Starting the conversation:
"Today's workshop covered expense report approval redesign. Here are my notes: [paste 2 pages of raw notes]. Please: 1) Extract all user stories with AC in our standard format, 2) List open questions that weren't resolved, 3) Flag anything that may conflict with existing requirements."
Output:
- 12 user stories in FR-001 format with Given/When/Then AC
- 4 open questions with context
- 2 potential conflicts flagged with explanation
Time saved: 2.5 hours of documentation → 20 minutes of review
What to Do When It Breaks
- Output format drifts from your template → Edit Project Instructions to add a more explicit example of the format. Paste a perfect sample requirement and say "Requirements should look exactly like this example."
- Claude adds extra sections you don't want → Add to instructions: "Do not add sections not listed in the BRD structure above."
- Claude misses context between conversations → Projects maintain instructions but not conversation history across sessions. Re-paste key context at the start of new sessions, or add more context to Project Instructions.

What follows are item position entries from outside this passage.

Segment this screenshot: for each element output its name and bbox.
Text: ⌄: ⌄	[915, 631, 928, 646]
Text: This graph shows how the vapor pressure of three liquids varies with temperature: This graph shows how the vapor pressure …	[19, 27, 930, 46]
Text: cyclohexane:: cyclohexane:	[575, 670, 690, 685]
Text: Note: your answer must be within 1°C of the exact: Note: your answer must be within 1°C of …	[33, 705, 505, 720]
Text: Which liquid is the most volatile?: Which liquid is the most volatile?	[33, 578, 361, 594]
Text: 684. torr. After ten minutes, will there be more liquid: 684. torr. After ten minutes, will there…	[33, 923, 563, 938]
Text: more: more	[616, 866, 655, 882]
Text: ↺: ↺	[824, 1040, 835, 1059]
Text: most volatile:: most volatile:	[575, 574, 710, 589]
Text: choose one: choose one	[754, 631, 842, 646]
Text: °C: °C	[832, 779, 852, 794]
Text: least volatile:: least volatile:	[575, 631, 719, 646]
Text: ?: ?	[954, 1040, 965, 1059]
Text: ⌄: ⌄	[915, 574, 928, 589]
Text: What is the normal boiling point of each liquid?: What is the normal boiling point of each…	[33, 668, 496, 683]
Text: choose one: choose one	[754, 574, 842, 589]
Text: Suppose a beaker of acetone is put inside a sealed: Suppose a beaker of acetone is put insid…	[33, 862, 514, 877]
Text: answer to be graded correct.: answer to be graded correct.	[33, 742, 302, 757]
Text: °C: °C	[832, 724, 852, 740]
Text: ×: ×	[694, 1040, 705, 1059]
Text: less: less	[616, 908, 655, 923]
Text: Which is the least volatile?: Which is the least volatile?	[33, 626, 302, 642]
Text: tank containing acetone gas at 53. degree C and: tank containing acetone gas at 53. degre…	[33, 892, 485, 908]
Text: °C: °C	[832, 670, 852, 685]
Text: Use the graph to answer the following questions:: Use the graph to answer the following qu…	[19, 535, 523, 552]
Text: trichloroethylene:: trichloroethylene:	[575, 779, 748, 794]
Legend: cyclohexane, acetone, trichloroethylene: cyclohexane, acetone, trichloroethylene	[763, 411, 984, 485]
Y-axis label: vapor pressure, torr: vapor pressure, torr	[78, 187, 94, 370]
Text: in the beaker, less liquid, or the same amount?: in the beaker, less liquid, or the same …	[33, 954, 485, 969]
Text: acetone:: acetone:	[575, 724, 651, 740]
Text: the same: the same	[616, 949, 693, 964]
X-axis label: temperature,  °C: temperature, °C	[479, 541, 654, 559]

- Uploaded files aren't being referenced → Try asking explicitly: "Based on the BRD template I uploaded, what sections should this document include?"
Variations
- Simpler version: Instead of a full Project, save a "master context prompt" in a text file and paste it at the start of every Claude Free conversation. You get 80% of the benefit with no subscription needed
- Extended version: Create separate Projects per client engagement, each with the client's specific terminology, templates, and project context
What to Do Next
- This week: Set up one Project and use it for your next documentation session
- This month: Refine the instructions based on which outputs still need heavy editing
- Advanced: Connect Claude to Confluence via API (requires IT involvement) to automatically post requirements pages without copy-paste
Advanced guide for Business Analyst professionals. Claude Projects requires a Pro subscription ($20/month).